Araştırma, özel sermaye fonu şirketlerinin teknolojiden yararlanan yeni ürünleri deneyimlemeyi sürdürdüğüne de dikkati çekiyor. Üçüncü çeyrek dönemde gerçekleşen bir dizi duyuru, özel sermaye fonlarının perakende pazarına girişini artırdığını gösteriyor.
Kaldıracın giderek pahalı hale geldiği ve şirketlerin öz sermaye katkılarını artırmalarının gerekeceği bir ortama girilirken, mevcut portföy şirketleri grupları için çarpanların son birkaç yıla göre büyük ölçüde daralması olası görünüyor. Özel sermaye fonu getirilerinin ise önemli ölçüde operasyonel değer üretimi tarafından yönlendirileceği anlaşılıyor.
Açıklamada görüşlerine yer verilen EY Türkiye Özel Sermaye Fonları Sektör Lideri Musa Gezer, EY tarafından hazırlanan ve dünya çapında özel sermaye fonları sektörünün nabzını yakından takip eden EY PE Pulse’a göre özel sermaye fonu şirketlerinin, zorlu koşullara rağmen kendilerini uzun vadeli stratejik büyümeye göre konumladıklarını gösterdiğini belirtti.
EY PE Pulse, faiz oranlarındaki ve finansman maliyetindeki artış sürdükçe, şirketlerin sermaye dağıtımı için yaratıcı yollar bulmaya çalışacağına işaret ettiğini aktaran Gezer, "Yatırımcılar için bu işlemler, ciddi operasyonel müdahalelere ihtiyaç olmadan düşük riskli finansman sağlama fırsatını temsil ediyor.
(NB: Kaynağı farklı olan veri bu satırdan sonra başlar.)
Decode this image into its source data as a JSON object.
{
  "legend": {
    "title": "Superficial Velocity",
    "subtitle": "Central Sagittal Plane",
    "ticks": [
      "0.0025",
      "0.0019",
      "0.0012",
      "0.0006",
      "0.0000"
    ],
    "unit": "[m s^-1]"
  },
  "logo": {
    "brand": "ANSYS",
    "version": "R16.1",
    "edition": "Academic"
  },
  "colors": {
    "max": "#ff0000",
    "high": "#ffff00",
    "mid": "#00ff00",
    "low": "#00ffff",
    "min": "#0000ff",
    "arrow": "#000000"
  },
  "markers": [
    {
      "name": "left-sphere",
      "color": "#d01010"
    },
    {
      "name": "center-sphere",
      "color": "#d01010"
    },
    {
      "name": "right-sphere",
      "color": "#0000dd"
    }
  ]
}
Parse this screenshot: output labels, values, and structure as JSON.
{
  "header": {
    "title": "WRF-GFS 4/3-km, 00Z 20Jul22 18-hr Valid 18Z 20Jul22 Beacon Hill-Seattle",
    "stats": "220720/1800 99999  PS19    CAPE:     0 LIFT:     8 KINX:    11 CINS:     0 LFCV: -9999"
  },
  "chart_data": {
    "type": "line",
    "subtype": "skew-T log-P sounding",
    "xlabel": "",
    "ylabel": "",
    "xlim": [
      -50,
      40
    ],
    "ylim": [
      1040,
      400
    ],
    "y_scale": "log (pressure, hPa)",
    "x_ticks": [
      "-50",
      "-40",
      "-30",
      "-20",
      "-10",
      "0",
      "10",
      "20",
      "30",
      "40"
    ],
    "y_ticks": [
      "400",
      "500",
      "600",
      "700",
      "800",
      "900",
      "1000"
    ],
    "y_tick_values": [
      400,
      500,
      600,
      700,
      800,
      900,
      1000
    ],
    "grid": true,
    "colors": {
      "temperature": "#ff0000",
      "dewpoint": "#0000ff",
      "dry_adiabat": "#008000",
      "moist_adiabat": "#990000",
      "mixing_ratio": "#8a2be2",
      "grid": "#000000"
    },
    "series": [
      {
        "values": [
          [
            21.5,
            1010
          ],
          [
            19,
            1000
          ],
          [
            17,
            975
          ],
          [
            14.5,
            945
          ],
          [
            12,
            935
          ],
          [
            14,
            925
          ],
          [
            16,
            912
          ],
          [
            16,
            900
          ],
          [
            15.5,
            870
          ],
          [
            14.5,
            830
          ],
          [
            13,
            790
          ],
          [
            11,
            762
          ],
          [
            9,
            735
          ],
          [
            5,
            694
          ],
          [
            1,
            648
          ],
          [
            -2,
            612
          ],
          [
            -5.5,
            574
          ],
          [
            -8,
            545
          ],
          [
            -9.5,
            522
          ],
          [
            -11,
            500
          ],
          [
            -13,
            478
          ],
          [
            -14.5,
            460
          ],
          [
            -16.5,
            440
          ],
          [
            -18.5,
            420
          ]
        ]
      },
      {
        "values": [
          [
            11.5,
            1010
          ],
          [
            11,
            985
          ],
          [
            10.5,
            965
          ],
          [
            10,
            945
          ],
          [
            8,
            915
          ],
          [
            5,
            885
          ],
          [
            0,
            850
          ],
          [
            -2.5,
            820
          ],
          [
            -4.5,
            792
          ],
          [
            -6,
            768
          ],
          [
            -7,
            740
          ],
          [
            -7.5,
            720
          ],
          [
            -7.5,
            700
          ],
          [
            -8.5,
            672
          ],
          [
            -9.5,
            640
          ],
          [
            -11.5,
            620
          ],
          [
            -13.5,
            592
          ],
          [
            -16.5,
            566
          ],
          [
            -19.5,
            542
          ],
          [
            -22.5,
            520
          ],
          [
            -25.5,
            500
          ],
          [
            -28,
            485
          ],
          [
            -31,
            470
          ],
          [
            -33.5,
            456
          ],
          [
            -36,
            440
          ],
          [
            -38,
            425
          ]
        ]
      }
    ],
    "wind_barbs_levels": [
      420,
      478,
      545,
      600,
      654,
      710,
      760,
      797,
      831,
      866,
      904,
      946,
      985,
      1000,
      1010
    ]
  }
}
Kurumsal ortakları için ise, daha sonraki yatırımlar için nakit ve borç kapasitesini korurken, sermaye maliyetlerini düşürme fırsatı sunuyor. Bu arayıştaki şirketlerin iş birliklerine daha fazla yönelebilecekleri alanlar arasında ise telekomünikasyon, ulaşım, yenilenebilir enerji ve mobilite sektörleri öne çıkıyor." ifadelerini kullandı.